Since its first edition in 1980, the Dietary Guidelines have consistently recommended a reduced sodium intake due to the relationship between sodium intake and high blood pressure. Likewise, the Advisory Report states that “[sodium] consumption continues to far exceed recommendations” and identifies sodium as “ubiquitous in the current U.S. food supply” and a “nutrient of public health concern because of overconsumption.” Adults who need to lower their blood pressure (about 30 percent of U.S. adults) should eat fewer than 2,300 milligrams of sodium per day (the equivalent of about one teaspoon of salt), or as low as 1,500 milligrams per day to further reduce blood pressure. The current average sodium intake in the United States is 3,478 milligrams per day. Mixed dishes, primarily burgers and sandwiches, are the largest contributor of sodium intake, comprising 44 percent of sodium intake in American diets. 

A New Consideration For the Environment

For the first time, the Committee explicitly considers the impact of our food choices on the environment. In its Advisory Report, the Committee notes that “[t]he major findings regarding sustainable diets were that a diet higher in plant-based foods, such as vegetables, fruits, whole grains, legumes, nuts, and seeds, and lower in calories and animal-based foods is more health promoting and is associated with less environmental impact than is the current U.S. diet.” The Advisory Report then specifically recommends three patterns of eating that can achieve a diet that has less environmental impact: the Healthy U.S.-style Pattern, the Healthy Mediterranean-style Pattern, and the Healthy Vegetarian Pattern. (All three patterns contain two cups of fruit per day, two and a half cups of vegetables per day, three ounces of whole grains per day, three ounces of eggs per week, and 27 grams of oils per day, although the quantities of legumes, dairy, and proteins vary slightly among the three patterns.) Currently, the average U.S. diet “has a larger environmental impact in terms of increased greenhouse gas emissions, land use, water use, and energy use, compared to the above dietary patterns” due to its intake of animal-based foods. 

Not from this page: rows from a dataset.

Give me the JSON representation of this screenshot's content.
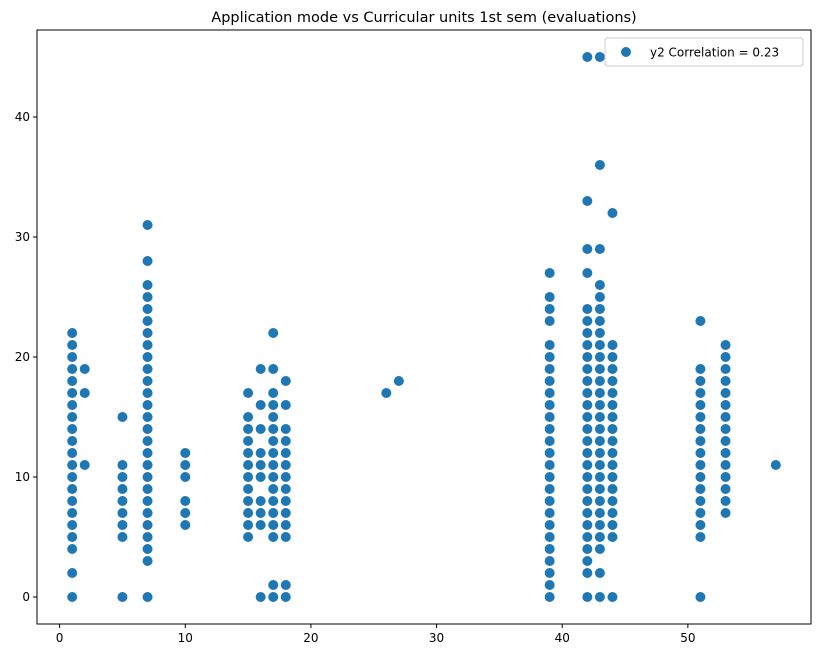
{
  "chart_data": {
    "type": "scatter",
    "title": "Application mode vs Curricular units 1st sem (evaluations)",
    "xlabel": "",
    "ylabel": "",
    "xlim": [
      -1.8,
      59.8
    ],
    "ylim": [
      -2.25,
      47.25
    ],
    "xticks": [
      0,
      10,
      20,
      30,
      40,
      50
    ],
    "yticks": [
      0,
      10,
      20,
      30,
      40
    ],
    "grid": false,
    "legend": {
      "placement": "top-right",
      "entries": [
        "y2 Correlation = 0.23"
      ]
    },
    "colors": {
      "marker": "#1f77b4"
    },
    "series": [
      {
        "name": "y2 Correlation = 0.23",
        "points": [
          [
            1,
            0
          ],
          [
            1,
            2
          ],
          [
            1,
            4
          ],
          [
            1,
            5
          ],
          [
            1,
            6
          ],
          [
            1,
            7
          ],
          [
            1,
            8
          ],
          [
            1,
            9
          ],
          [
            1,
            10
          ],
          [
            1,
            11
          ],
          [
            1,
            12
          ],
          [
            1,
            13
          ],
          [
            1,
            14
          ],
          [
            1,
            15
          ],
          [
            1,
            16
          ],
          [
            1,
            17
          ],
          [
            1,
            18
          ],
          [
            1,
            19
          ],
          [
            1,
            20
          ],
          [
            1,
            21
          ],
          [
            1,
            22
          ],
          [
            2,
            11
          ],
          [
            2,
            17
          ],
          [
            2,
            19
          ],
          [
            5,
            0
          ],
          [
            5,
            5
          ],
          [
            5,
            6
          ],
          [
            5,
            7
          ],
          [
            5,
            8
          ],
          [
            5,
            9
          ],
          [
            5,
            10
          ],
          [
            5,
            11
          ],
          [
            5,
            15
          ],
          [
            7,
            0
          ],
          [
            7,
            3
          ],
          [
            7,
            4
          ],
          [
            7,
            5
          ],
          [
            7,
            6
          ],
          [
            7,
            7
          ],
          [
            7,
            8
          ],
          [
            7,
            9
          ],
          [
            7,
            10
          ],
          [
            7,
            11
          ],
          [
            7,
            12
          ],
          [
            7,
            13
          ],
          [
            7,
            14
          ],
          [
            7,
            15
          ],
          [
            7,
            16
          ],
          [
            7,
            17
          ],
          [
            7,
            18
          ],
          [
            7,
            19
          ],
          [
            7,
            20
          ],
          [
            7,
            21
          ],
          [
            7,
            22
          ],
          [
            7,
            23
          ],
          [
            7,
            24
          ],
          [
            7,
            25
          ],
          [
            7,
            26
          ],
          [
            7,
            28
          ],
          [
            7,
            31
          ],
          [
            10,
            6
          ],
          [
            10,
            7
          ],
          [
            10,
            8
          ],
          [
            10,
            10
          ],
          [
            10,
            11
          ],
          [
            10,
            12
          ],
          [
            15,
            5
          ],
          [
            15,
            6
          ],
          [
            15,
            7
          ],
          [
            15,
            8
          ],
          [
            15,
            9
          ],
          [
            15,
            10
          ],
          [
            15,
            11
          ],
          [
            15,
            12
          ],
          [
            15,
            13
          ],
          [
            15,
            14
          ],
          [
            15,
            15
          ],
          [
            15,
            17
          ],
          [
            16,
            0
          ],
          [
            16,
            6
          ],
          [
            16,
            7
          ],
          [
            16,
            8
          ],
          [
            16,
            10
          ],
          [
            16,
            11
          ],
          [
            16,
            12
          ],
          [
            16,
            14
          ],
          [
            16,
            16
          ],
          [
            16,
            19
          ],
          [
            17,
            0
          ],
          [
            17,
            1
          ],
          [
            17,
            5
          ],
          [
            17,
            6
          ],
          [
            17,
            7
          ],
          [
            17,
            8
          ],
          [
            17,
            9
          ],
          [
            17,
            10
          ],
          [
            17,
            11
          ],
          [
            17,
            12
          ],
          [
            17,
            13
          ],
          [
            17,
            14
          ],
          [
            17,
            15
          ],
          [
            17,
            16
          ],
          [
            17,
            17
          ],
          [
            17,
            19
          ],
          [
            17,
            22
          ],
          [
            18,
            0
          ],
          [
            18,
            1
          ],
          [
            18,
            5
          ],
          [
            18,
            6
          ],
          [
            18,
            7
          ],
          [
            18,
            8
          ],
          [
            18,
            9
          ],
          [
            18,
            10
          ],
          [
            18,
            11
          ],
          [
            18,
            12
          ],
          [
            18,
            13
          ],
          [
            18,
            14
          ],
          [
            18,
            16
          ],
          [
            18,
            18
          ],
          [
            26,
            17
          ],
          [
            27,
            18
          ],
          [
            39,
            0
          ],
          [
            39,
            1
          ],
          [
            39,
            2
          ],
          [
            39,
            3
          ],
          [
            39,
            4
          ],
          [
            39,
            5
          ],
          [
            39,
            6
          ],
          [
            39,
            7
          ],
          [
            39,
            8
          ],
          [
            39,
            9
          ],
          [
            39,
            10
          ],
          [
            39,
            11
          ],
          [
            39,
            12
          ],
          [
            39,
            13
          ],
          [
            39,
            14
          ],
          [
            39,
            15
          ],
          [
            39,
            16
          ],
          [
            39,
            17
          ],
          [
            39,
            18
          ],
          [
            39,
            19
          ],
          [
            39,
            20
          ],
          [
            39,
            21
          ],
          [
            39,
            23
          ],
          [
            39,
            24
          ],
          [
            39,
            25
          ],
          [
            39,
            27
          ],
          [
            42,
            0
          ],
          [
            42,
            2
          ],
          [
            42,
            3
          ],
          [
            42,
            4
          ],
          [
            42,
            5
          ],
          [
            42,
            6
          ],
          [
            42,
            7
          ],
          [
            42,
            8
          ],
          [
            42,
            9
          ],
          [
            42,
            10
          ],
          [
            42,
            11
          ],
          [
            42,
            12
          ],
          [
            42,
            13
          ],
          [
            42,
            14
          ],
          [
            42,
            15
          ],
          [
            42,
            16
          ],
          [
            42,
            17
          ],
          [
            42,
            18
          ],
          [
            42,
            19
          ],
          [
            42,
            20
          ],
          [
            42,
            21
          ],
          [
            42,
            22
          ],
          [
            42,
            23
          ],
          [
            42,
            24
          ],
          [
            42,
            27
          ],
          [
            42,
            29
          ],
          [
            42,
            33
          ],
          [
            42,
            45
          ],
          [
            43,
            0
          ],
          [
            43,
            2
          ],
          [
            43,
            4
          ],
          [
            43,
            5
          ],
          [
            43,
            6
          ],
          [
            43,
            7
          ],
          [
            43,
            8
          ],
          [
            43,
            9
          ],
          [
            43,
            10
          ],
          [
            43,
            11
          ],
          [
            43,
            12
          ],
          [
            43,
            13
          ],
          [
            43,
            14
          ],
          [
            43,
            15
          ],
          [
            43,
            16
          ],
          [
            43,
            17
          ],
          [
            43,
            18
          ],
          [
            43,
            19
          ],
          [
            43,
            20
          ],
          [
            43,
            21
          ],
          [
            43,
            22
          ],
          [
            43,
            23
          ],
          [
            43,
            24
          ],
          [
            43,
            25
          ],
          [
            43,
            26
          ],
          [
            43,
            29
          ],
          [
            43,
            36
          ],
          [
            43,
            45
          ],
          [
            44,
            0
          ],
          [
            44,
            5
          ],
          [
            44,
            6
          ],
          [
            44,
            7
          ],
          [
            44,
            8
          ],
          [
            44,
            9
          ],
          [
            44,
            10
          ],
          [
            44,
            11
          ],
          [
            44,
            12
          ],
          [
            44,
            13
          ],
          [
            44,
            14
          ],
          [
            44,
            15
          ],
          [
            44,
            16
          ],
          [
            44,
            17
          ],
          [
            44,
            18
          ],
          [
            44,
            19
          ],
          [
            44,
            20
          ],
          [
            44,
            21
          ],
          [
            44,
            32
          ],
          [
            51,
            0
          ],
          [
            51,
            5
          ],
          [
            51,
            6
          ],
          [
            51,
            7
          ],
          [
            51,
            8
          ],
          [
            51,
            9
          ],
          [
            51,
            10
          ],
          [
            51,
            11
          ],
          [
            51,
            12
          ],
          [
            51,
            13
          ],
          [
            51,
            14
          ],
          [
            51,
            15
          ],
          [
            51,
            16
          ],
          [
            51,
            17
          ],
          [
            51,
            18
          ],
          [
            51,
            19
          ],
          [
            51,
            23
          ],
          [
            53,
            7
          ],
          [
            53,
            8
          ],
          [
            53,
            9
          ],
          [
            53,
            10
          ],
          [
            53,
            11
          ],
          [
            53,
            12
          ],
          [
            53,
            13
          ],
          [
            53,
            14
          ],
          [
            53,
            15
          ],
          [
            53,
            16
          ],
          [
            53,
            17
          ],
          [
            53,
            18
          ],
          [
            53,
            19
          ],
          [
            53,
            20
          ],
          [
            53,
            21
          ],
          [
            57,
            11
          ]
        ]
      }
    ]
  }
}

The focus on sustainable food choices has garnered criticism from some politicians and industry groups who feel that the Committee should refrain from fusing nutrition advice with environmental outcomes. But other groups and coalitions are urging HHS and USDA to adopt the Committee’s recommendations on lower meat consumption and more sustainable production.

Opportunities for Public Comment

The public can view the Advisory Report and submit comments at www.DietaryGuidelines.gov until April 8, 2015. On March 24, 2015, the public can also offer oral comments at a public meeting in Bethesda, Maryland.